"Creation began."
-James Blish, The Triumph of Time IN Blish, Cities in Flight (London, 1981), pp. 467-596 AT CHAPTER EIGHT, p. 596.
Returning to that conclusion of Volume I, when Wagoner wonders whether to sign his name, he reflects:
"There was writing enough in the stars that he could see, because he had written it there. There was a constellation called Wagoner, and every star in the sky belonged to it. That was surely enough." (p. 129)
What an inspiring introduction to a future history series. Wagoner has been responsible for the discovery of the antigravity and the antiagathics that make interstellar flight possible. Blish, more than any other future historian, devoted early instalments of a series to the invention of the necessary technology. Anderson devotes the first instalment of his Flying Mountains series to the discovery of gravity control, thus paralleling Blish.

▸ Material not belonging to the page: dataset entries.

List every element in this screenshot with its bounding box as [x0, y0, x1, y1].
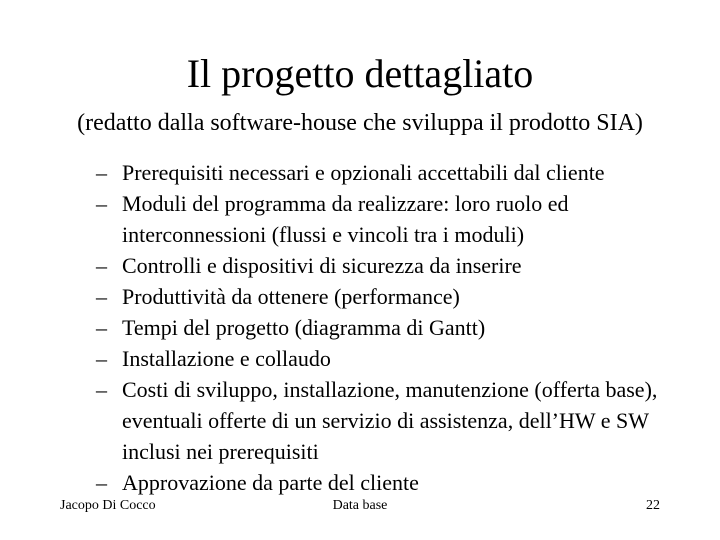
- bullet-item: [96, 467, 696, 498]
- dash-marker-icon: –: [96, 315, 107, 340]
- bullet-text: Costi di sviluppo, installazione, manutenzione (offerta base), eventuali offerte di un servizio di assistenza, dell’HW e SW inclusi nei prerequisiti: [122, 377, 658, 464]
- bullet-item: [96, 281, 696, 312]
- bullet-text: Tempi del progetto (diagramma di Gantt): [122, 315, 486, 340]
- dash-marker-icon: –: [96, 160, 107, 185]
- slide-title: Il progetto dettagliato: [186, 51, 534, 96]
- dash-marker-icon: –: [96, 470, 107, 495]
- dash-marker-icon: –: [96, 284, 107, 309]
- bullet-list: [96, 157, 696, 498]
- footer-topic: Data base: [332, 498, 388, 513]
- bullet-item: [96, 312, 696, 343]
- bullet-item: [96, 188, 696, 250]
- dash-marker-icon: –: [96, 346, 107, 371]
- dash-marker-icon: –: [96, 377, 107, 402]
- bullet-text: Produttività da ottenere (performance): [122, 284, 460, 309]
- slide-subtitle: (redatto dalla software-house che sviluppa il prodotto SIA): [77, 110, 643, 136]
- bullet-text: Installazione e collaudo: [122, 346, 331, 371]
- dash-marker-icon: –: [96, 253, 107, 278]
- footer-page-number: 22: [646, 498, 660, 513]
- bullet-text: Approvazione da parte del cliente: [122, 470, 419, 495]
- bullet-item: [96, 374, 696, 467]
- bullet-text: Prerequisiti necessari e opzionali accettabili dal cliente: [122, 160, 605, 185]
- bullet-text: Moduli del programma da realizzare: loro ruolo ed interconnessioni (flussi e vincoli tra i moduli): [122, 191, 569, 247]
- bullet-text: Controlli e dispositivi di sicurezza da inserire: [122, 253, 522, 278]
- footer-author: Jacopo Di Cocco: [60, 498, 156, 513]
- bullet-item: [96, 250, 696, 281]
- bullet-item: [96, 343, 696, 374]
- dash-marker-icon: –: [96, 191, 107, 216]
- bullet-item: [96, 157, 696, 188]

Blish's canon is smaller. In Cities in Flight, the interstellar traders and empires exist only in Volumes II and III. We blog more about Anderson partly because of his larger output.
1 comment:
Kaor, Paul!
And, IMO, partly because Anderson was a more interesting and varied writer than Blish. I think Blish will be best known mostly because of A CASE OF CONSCIENCE, with most of his other works falling into obscurity.